Desde ese acontecimiento, Iñigo de Loyola español, inicia su conversión a caballero. Una vez apartado de las vanidades del mundo, que supusieron principal ocupación en su juventud, encuentra en la Santísima Virgen a su dama, y tras un difícil camino espiritual, velará sus armas de caballero Santo en las faldas de otro reducto de catolicidad y de españolidad: Montserrat. Ya tenemos al caballero que inicia su aventura espiritual  recorriendo Manresa, Barcelona, Venecia, Tierra Santa, Alcalá de Henares, Valladolid, Salamanca, Paris, Venecia y Roma, y dejando en todas esta ciudades su aroma de santidad.

Pero el verdadero sentido de esta biografía espiritual, como no puede ser de otro modo en una hagiografía, es mover al lector hacia Dios. Esta incitación  no la va a hacer ni el Loyola español, ni el Loyola caballero, sino que la provocará el Loyola Santo y Universal, que nos enseña como la oración es el mejor modo de llegar a Dios, como la renuncia a la propia voluntad es el mayor timbre de gloria, como la humildad es la antesala de la santidad. Es este Loyola acendrado  en la oración diaria, el que ha de transmitir al hombre de hoy, el más bello de los mensajes, el servicio al prójimo que es el servicio al Padre. San Ignacio se nos presenta, sobre todo, como el modelo que todo católico (seglar o religioso) tiene que seguir, el modelo de la renuncia a la propia voluntad para convertirse en pura voluntad de Dios. La máxima enseñanza de San Ignacio, y la mejor enseñanza del libro que hoy tenemos en nuestras manos, es comprender “que el seguimiento de Cristo está, no en hacer las grandes cosas que imaginamos poder hacer, sino en cumplir, « con Él» y « como Él» la misión que el Padre nos encomienda a cada uno: la realización personal de su voluntad, nuestra adhesión total a ella, buscando en todo encontrarla y realizarla con plenitud”.

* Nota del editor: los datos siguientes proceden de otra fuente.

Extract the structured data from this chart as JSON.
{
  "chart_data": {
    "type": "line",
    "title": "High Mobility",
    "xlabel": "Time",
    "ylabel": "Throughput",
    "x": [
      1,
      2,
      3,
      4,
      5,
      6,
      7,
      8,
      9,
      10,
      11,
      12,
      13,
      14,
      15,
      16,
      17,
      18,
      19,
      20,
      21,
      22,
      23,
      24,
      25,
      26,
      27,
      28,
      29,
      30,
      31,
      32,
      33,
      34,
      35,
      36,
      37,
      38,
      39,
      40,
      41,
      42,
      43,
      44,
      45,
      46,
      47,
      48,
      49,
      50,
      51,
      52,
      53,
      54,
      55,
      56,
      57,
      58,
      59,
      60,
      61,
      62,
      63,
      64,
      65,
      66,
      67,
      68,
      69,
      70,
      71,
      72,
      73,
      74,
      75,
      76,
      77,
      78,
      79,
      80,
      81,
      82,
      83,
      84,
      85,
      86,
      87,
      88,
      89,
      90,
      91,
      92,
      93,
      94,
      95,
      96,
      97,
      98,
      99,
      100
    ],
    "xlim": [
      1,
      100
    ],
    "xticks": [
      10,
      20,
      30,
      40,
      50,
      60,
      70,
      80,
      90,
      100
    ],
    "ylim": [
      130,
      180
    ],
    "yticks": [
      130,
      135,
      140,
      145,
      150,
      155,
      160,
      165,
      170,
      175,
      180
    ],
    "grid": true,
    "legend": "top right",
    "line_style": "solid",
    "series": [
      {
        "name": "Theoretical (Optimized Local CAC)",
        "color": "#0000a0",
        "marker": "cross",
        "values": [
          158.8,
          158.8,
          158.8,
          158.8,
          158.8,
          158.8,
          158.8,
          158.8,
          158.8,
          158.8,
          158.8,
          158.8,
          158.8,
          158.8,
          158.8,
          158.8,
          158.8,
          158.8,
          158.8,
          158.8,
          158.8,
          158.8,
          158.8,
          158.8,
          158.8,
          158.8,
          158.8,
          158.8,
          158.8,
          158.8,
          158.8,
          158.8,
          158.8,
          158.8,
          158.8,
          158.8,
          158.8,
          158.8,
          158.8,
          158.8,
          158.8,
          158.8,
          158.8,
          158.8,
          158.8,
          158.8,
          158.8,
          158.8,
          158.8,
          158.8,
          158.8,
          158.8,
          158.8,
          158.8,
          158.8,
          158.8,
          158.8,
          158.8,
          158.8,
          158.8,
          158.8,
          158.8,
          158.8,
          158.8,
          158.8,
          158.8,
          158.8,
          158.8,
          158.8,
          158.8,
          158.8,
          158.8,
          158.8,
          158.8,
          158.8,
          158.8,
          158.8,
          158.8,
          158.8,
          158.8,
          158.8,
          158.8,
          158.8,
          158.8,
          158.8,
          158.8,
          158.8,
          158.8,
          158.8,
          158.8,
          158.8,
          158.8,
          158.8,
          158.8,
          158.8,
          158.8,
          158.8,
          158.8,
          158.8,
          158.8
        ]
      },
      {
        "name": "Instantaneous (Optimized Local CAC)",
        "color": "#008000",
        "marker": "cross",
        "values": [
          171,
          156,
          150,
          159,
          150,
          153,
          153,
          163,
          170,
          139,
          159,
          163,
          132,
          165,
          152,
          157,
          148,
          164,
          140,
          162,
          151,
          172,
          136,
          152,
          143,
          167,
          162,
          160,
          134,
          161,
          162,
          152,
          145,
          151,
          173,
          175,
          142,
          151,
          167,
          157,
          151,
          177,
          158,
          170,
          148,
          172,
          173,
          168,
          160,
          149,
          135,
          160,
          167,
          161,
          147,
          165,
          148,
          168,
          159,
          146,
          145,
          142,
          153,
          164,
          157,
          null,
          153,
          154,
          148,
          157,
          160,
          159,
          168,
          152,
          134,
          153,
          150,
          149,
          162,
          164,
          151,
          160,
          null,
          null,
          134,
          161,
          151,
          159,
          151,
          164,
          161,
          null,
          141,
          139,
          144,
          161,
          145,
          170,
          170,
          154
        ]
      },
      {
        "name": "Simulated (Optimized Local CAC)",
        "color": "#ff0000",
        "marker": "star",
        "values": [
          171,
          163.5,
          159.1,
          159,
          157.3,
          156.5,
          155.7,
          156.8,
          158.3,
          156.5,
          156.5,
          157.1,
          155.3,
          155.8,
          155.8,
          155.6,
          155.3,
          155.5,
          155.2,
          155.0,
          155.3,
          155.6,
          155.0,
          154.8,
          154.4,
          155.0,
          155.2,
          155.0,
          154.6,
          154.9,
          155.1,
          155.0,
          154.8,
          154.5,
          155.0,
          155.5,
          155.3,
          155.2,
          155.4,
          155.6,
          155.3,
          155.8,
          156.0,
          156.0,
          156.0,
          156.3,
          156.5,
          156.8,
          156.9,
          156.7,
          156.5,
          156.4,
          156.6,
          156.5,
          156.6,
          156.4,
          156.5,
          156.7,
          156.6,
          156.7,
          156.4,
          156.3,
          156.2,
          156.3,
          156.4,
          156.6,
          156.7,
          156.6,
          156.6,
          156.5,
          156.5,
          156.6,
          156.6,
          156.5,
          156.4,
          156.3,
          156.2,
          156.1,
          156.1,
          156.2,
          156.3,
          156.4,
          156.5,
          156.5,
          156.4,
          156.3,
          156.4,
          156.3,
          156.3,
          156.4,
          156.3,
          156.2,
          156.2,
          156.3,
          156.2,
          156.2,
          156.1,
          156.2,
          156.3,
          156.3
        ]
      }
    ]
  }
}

Recomendamos afanosamente la lectura de esta vida espiritual del español, caballero y Santo, Ignacio, para  que todos nosotros nos convirtamos en verdaderos peregrinos espirituales hacia la meta de la voluntad de Dios sobre nosotros. Ese camino sólo lo puede recorrer cada individuo con el sólo diálogo con Dios. Hoy más que nunca son necesarios hombre de Dios que recristianicen una sociedad infectada por la vanidad, la tiranía de los sentidos, la vacuidad de sus fines, la corrupción de sus costumbres y la necedad de sus miras. El peregrino Ignacio nos enseña el camino a recorrer, que no es otro que el que Dios nos marca a cada uno, y el que cada uno tenemos que descubrir. Que así sea.